Il ritorno alla letteratura Dopo lo scoppio della Grande guerra la fabbrica del suocero, che negli anni precedenti aveva realizzato profitti altissimi vendendo vernici alla Marina austriaca, viene chiusa dalle autorità tedesche, e Svevo, senza lavoro, si ritrova a poter coltivare le sue passioni: il violino e la letteratura. Nel 1919 comincia a scrivere La coscienza di Zeno, che esce nel 1923. Anche in questo caso il romanzo viene pubblicato a spese dell’autore: inizialmente sembra che la critica si accorga di lui e compaiono alcune recensioni favorevoli, poi però cala di nuovo il silenzio. Svevo allora si decide a un’ultima mossa: vincendo la propria ritrosia, spedisce una copia del libro a Joyce, nel frattempo trasferitosi a Parigi, che si adopera per far conoscere agli amici l’ignoto scrittore.

Il “caso Svevo” Joyce fa leggere il libro a letterati, critici, giornalisti, mentre anche in Italia la cortina del silenzio comincia a sollevarsi, per merito di un sostenitore influente, il poeta Eugenio Montale (1896-1981), a cui Svevo e la sua opera sono state segnalate dall’intellettuale triestino Roberto Bazlen. Ma è soprattutto a Parigi che il passaparola è contagioso e il “caso Svevo” cresce giorno dopo giorno: a suggellarlo è la lettera ossequiosa del poeta e romanziere Valéry Larbaud (1881-1957), importante autore francese, il quale nel 1925 scrive a Svevo come un «devoto ammiratore» che omaggia un «Maestro».

Per Svevo è un susseguirsi di soddisfazioni: sulla sua scrivania arrivano articoli riverenti, omaggi, addirittura numeri monografici di riviste dedicate alla sua opera, contratti per traduzioni in francese dei suoi libri. Lo scrittore, con ironia, parla di una resurrezione letteraria ma anche esistenziale, che lo porta a una seconda, imprevista giovinezza.

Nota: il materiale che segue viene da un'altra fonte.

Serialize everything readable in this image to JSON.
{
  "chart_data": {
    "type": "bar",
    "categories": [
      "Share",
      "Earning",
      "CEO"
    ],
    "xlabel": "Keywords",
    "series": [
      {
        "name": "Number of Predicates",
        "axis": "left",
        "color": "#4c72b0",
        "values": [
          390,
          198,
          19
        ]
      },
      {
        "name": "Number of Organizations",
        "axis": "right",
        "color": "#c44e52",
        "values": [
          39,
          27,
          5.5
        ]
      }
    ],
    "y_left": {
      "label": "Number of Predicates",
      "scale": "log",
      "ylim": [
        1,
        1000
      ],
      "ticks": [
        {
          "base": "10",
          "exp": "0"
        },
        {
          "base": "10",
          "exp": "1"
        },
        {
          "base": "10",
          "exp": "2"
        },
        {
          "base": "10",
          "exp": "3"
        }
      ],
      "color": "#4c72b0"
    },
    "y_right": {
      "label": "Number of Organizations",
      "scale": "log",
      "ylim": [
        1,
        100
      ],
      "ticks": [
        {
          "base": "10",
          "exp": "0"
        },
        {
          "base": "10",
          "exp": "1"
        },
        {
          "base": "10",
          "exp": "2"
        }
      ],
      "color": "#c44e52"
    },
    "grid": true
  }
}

Nel 1928 a Parigi, il Pen Club, un importante circolo internazionale di scrittori, organizza una serata in suo onore; subito dopo è la volta di Firenze, dove è accolto trionfalmente da un gruppo di intellettuali che si fa chiamare “Svevo’s club”: tra questi compaio­no lo stesso Eugenio Montale e lo scrittore Elio Vittorini.

 >> pagina 575 

La morte improvvisa Sono mesi di felicità, ma anche di presentimenti. Un enfisema polmonare, conseguenza della sua lunga pratica di fumatore, lo inquieta al punto da fargli dire: «Dopotutto posso morire perché sono stato assai felice». Nel settembre del 1928 è in vacanza a Bormio, in Valtellina, per le consuete cure termali: durante il ritorno a casa, l’automobile su cui viaggia insieme alla moglie e a un nipote slitta sul terreno bagnato, sbanda e si schianta contro un albero, nei pressi di Motta di Livenza, non lontano da Treviso. Le ferite riportate non sono particolarmente gravi ma complicano ulteriormente le già precarie condizioni di salute: Svevo muore il giorno dopo l’incidente per asma cardiaca dovuta all’enfisema.

CRONACHE dal PASSATO

  La beffa di un patriota

Gli austriaci a caccia di una formula chimica e la brillante truffa di Ettore Schmitz


Agosto 1915. A Trieste, ancora sotto il dominio asburgico, da tempo esplodono sommosse e disordini: chi protesta per il pane che scarseggia, chi è infiammato dal patriottismo italiano. In questo clima una commissione di tecnici militari austriaci si presenta alla fabbrica Veneziani con l’intenzione di requisire i macchinari, ma soprattutto di farsi rivelare la formula delle vernici resistenti all’acqua lì prodotte.

L’abile difesa della formula

L’unico depositario del segreto è Ettore Schmitz, che viene interrogato e minacciato: se non rivelerà gli ingredienti, sarà internato. L’industriale-scrittore non ha l’indole dell’eroe, ma non gli manca l’astuzia: chiede nottetempo ad alcuni vecchi operai fedeli di murare in un recesso della fabbrica la materia prima per lavorare le vernici; poi, la mattina successiva, consegna alla delegazione la formula. Soddisfatti del lavoro svolto, gli austriaci portano i fogli preziosi in una fabbrica di Pola dove immediatamente sperimentano la ricetta per conto della Marina imperiale. Risultato? Un disastro: sulle carene delle navi le alghe continuano a proliferare, anche più di prima. Come è possibile?

Una beffa mal digerita

La ragione sta nella trovata di Schmitz, che invece di svelare gli ingredienti giusti aveva consegnato ai tecnici austriaci una ricetta platealmente falsa e derisoria. Forse proprio a causa di questo episodio, egli verrà denunciato e sorvegliato dalla polizia austriaca.